Subheim: Approach
Tympanik Audio

VA: Emerging Organisms
Tympanik Audio

Emerging Organisms' twenty-nine tracks of brooding electronic music suggest that Tympanik Audio has its sights set on Hymen's listening audience (in fact, Hymen associates Architect, Nebulo, Kattoo, Ginormous, and Hecq appear on the compilation). It's an auspicious debut for the Illinois-based label and clearly establishes it as a legitimate contender and vital force in the experimental electronic ranks. Elements of industrial, techno, breakcore, drum'n'bass, acid, and hip-hop all intermittently seep into the set's 144 minutes, and help prevent the collection from lapsing into predictability and one-dimensionality. Tour guides like Architrav, Eretsua, Rekt, and Talvekoidik will make you feel as if you've descended into a subterranean labyrinth where decrepit machinery gathers dust, while storms rage outside its dank walls. Longing for resurrection, anguished souls haunt bombed-out cities, while swarming synths, muffled voices, and pummeling beats push their way through gloomy thickets.
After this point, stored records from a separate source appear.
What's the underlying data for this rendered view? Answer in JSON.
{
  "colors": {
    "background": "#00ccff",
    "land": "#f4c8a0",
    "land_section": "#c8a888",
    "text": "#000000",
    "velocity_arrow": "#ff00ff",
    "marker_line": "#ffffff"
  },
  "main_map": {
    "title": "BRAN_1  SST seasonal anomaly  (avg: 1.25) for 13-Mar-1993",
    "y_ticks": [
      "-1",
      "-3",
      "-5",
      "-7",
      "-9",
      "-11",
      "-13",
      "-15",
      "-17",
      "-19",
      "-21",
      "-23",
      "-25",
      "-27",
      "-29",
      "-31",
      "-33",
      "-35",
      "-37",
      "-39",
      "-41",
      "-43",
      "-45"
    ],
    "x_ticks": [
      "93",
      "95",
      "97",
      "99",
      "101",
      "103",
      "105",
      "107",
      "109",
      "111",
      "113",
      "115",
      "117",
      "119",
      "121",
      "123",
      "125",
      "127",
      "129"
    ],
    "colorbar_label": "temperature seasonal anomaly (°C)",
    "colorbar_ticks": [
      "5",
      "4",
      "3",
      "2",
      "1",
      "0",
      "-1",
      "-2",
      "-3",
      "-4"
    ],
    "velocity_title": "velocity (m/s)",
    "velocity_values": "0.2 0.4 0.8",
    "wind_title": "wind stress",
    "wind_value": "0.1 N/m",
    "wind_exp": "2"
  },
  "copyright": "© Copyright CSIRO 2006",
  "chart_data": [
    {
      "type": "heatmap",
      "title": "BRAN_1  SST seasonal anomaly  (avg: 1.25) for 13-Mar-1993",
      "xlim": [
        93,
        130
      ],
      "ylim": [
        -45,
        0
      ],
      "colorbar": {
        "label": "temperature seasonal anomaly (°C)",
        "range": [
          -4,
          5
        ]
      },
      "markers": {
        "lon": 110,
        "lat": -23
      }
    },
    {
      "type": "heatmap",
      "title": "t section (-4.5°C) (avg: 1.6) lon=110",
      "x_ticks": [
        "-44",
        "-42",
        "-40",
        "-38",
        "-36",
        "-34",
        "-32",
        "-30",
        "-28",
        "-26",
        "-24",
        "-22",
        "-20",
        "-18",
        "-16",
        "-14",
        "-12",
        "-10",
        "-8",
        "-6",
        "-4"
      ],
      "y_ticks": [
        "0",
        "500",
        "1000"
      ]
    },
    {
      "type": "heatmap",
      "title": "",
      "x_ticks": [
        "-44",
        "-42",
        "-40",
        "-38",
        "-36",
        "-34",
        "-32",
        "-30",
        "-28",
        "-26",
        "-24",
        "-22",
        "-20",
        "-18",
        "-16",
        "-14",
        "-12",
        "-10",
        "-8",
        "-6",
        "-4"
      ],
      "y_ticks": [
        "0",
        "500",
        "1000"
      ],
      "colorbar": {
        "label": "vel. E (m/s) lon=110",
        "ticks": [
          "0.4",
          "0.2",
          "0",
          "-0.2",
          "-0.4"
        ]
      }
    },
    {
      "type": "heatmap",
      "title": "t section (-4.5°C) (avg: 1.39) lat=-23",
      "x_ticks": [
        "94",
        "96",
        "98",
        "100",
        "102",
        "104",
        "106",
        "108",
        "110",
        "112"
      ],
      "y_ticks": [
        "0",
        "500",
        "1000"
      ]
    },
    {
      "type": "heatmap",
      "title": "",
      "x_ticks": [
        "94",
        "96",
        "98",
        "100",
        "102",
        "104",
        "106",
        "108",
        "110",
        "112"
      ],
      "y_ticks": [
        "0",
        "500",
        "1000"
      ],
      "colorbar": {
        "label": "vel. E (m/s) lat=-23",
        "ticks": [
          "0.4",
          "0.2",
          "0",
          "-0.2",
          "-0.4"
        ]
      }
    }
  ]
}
Some of the material's heavy in the best sense of the word, such as the pulverizing industrial-funk crunch of Displacer's Architect remix (“Caine in the Brain”) and seething storm of Hidden Forms' Tzolk'in makeover (“Imix”); others are so sonically extreme they verge on nightmarish (Hidden Forms' howling mix of Totakeke's “Power of Ideas”). Expanding on the template slightly, Lucidstatic weighs in with a rabid fusion of techno throb, drum'n'bass, and hip-hop (“Night Vision”). Disc two exchanges the first half's industrial emphasis for an IDM focus that's still hard-edged (e.g., Freeze Etch's “Stalwart,” the symphonic electro-funk of Phylum Sinter's “Shadow Codex”); Flint Glass's “At Takwi” may be anchored by electro-poppy breaks, for example, but it's still smothered in monstrous atmosphere. Scenic stops include Hecq's acid stormer “Moonkissed,” Flaque's banging “Black Shadows in the Fog,” and Displacer's “Witching Hour,” the release's singular foray into crate-digging instrumental hip-hop. Did we mention it's volume one?

In contrast to Emerging Organisms, the emotive electronica style Subheim (Greece-based producer Kostas K.) presents on his debut album Approach has more in common with n5MD than Tympanik Audio. Reminiscent of material by ArcLab, “Ybe 76” and “Away” embed resonant piano melodies within hazier masses of beat throb and reverb. Katja's vocals lend a humanizing presence to three of the nine originals tracks (two remixes flesh out the recording): her singing and a see-sawing violin melody offset the heaviness of plodding beats in “Howl” while the melancholy coda “Voces Perdidas” merges Katja's soft murmur with reverb-drenched piano and deep strings. At disc's end, Mobthrow adds dubstep-like wobble and hypnotic low end punch to “Hollow” before Flaque's “One Step Before the Exit” “reconstruction” intensifies the brooding original's mix of orchestral sweep and surging beats. K.'s polished Approach impresses as a largely downtempo and melancholic affair whose hour-long collection of alluring atmospheres proves hard to resist.